Reform: Auch ein Thema für die evangelische Kirche

So eine Lage gab es schon einmal. Nämlich vor gut 500 Jahren. Damals hatten sich Martin Luther und Co. ebenfalls aus tiefen Gewissensbissen heraus um die Reform der Kirche bemüht, sich daran abgekämpft. Um am Ende einzusehen: So funktioniert das nicht. Am Ende stand die Kirchenspaltung: Katholische und evangelische Kirchen gingen von da an getrennte Weg.

Wohin führt der Synodale Weg? Die nächsten Monate dürften extrem spannend werden.

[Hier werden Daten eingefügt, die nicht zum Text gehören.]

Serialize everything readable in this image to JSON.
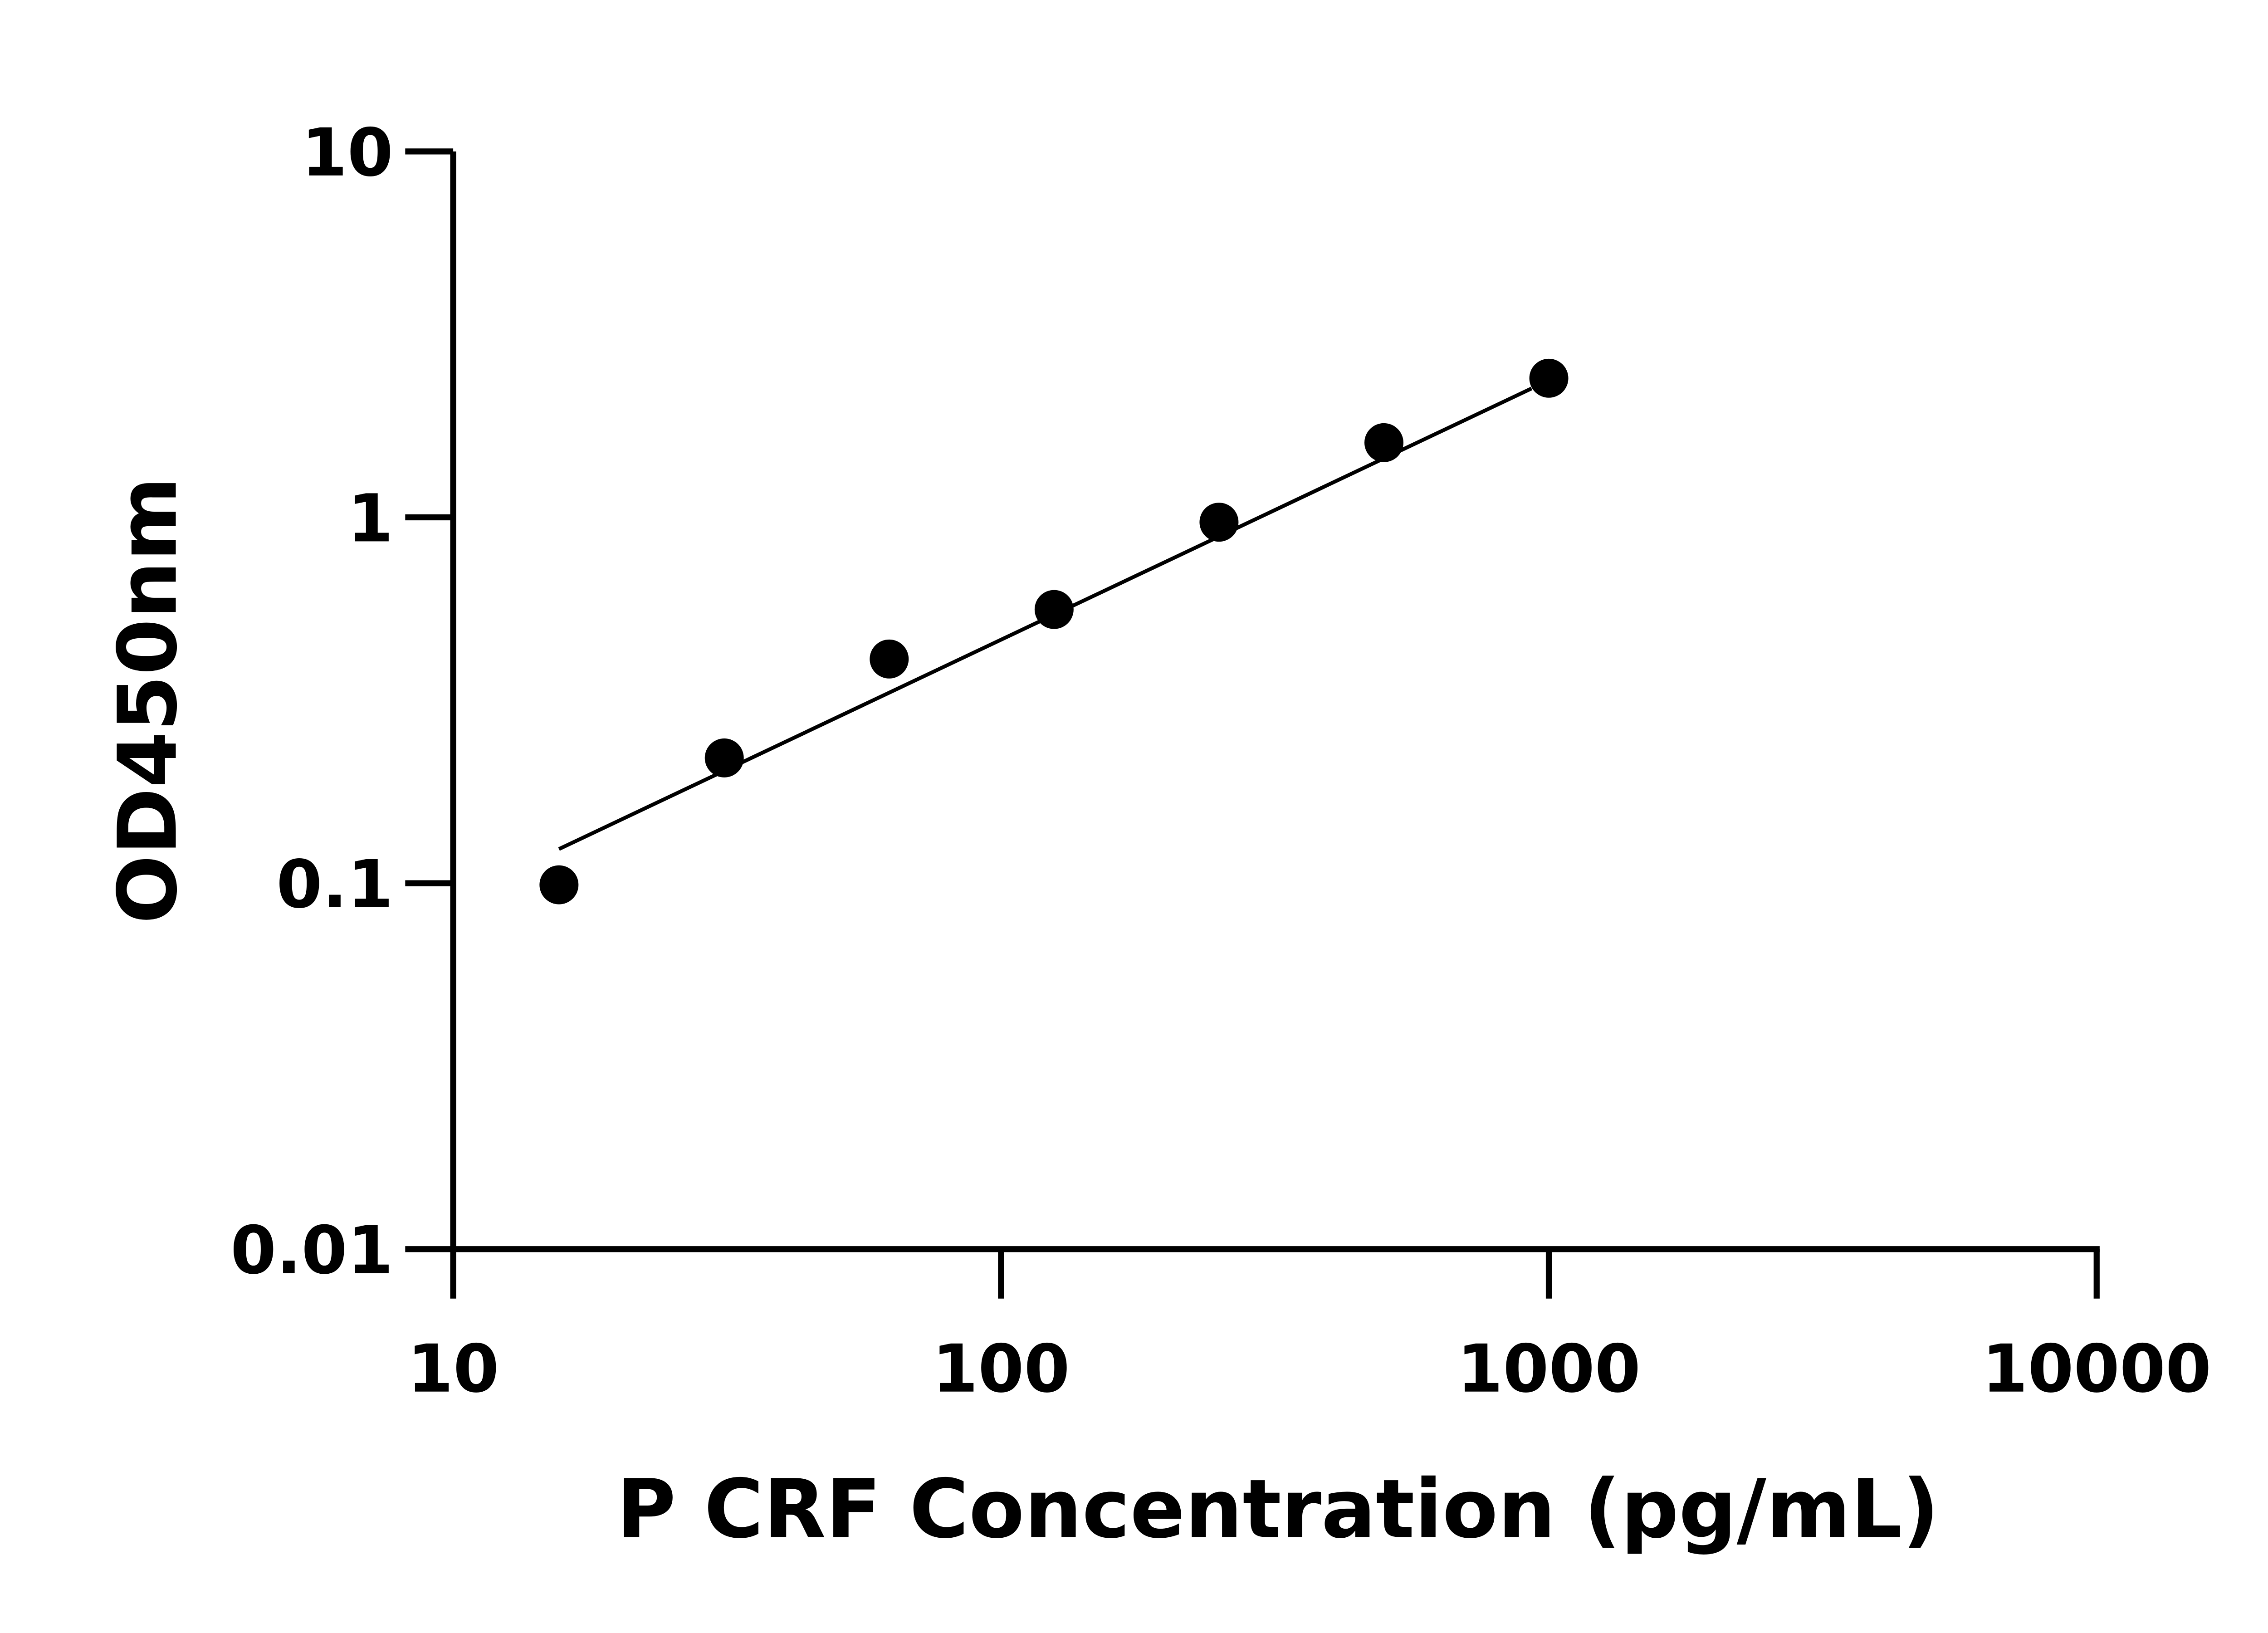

Und noch ein Gedanke zum Schluss: Ausgangspunkt für den Synodalen Weg war 2019 die MHG-Studie „Sexueller Missbrauch an Minderjährigen durch katholische Priester, Diakone und männliche Ordensangehörige im Bereich der Deutschen Bischofskonferenz“. Mittlerweile hat auch die evangelische Kirche ihre Forum-Studie zu diesem Thema, mit mindestens genauso bedrückenden und wachrüttelnden Ergebnissen. Die Kirche kann nicht bleiben wie sie ist – an diesem Motto des Synodalen Wegs wird sich wohl auch die evangelische Kirche demnächst messen lassen müssen.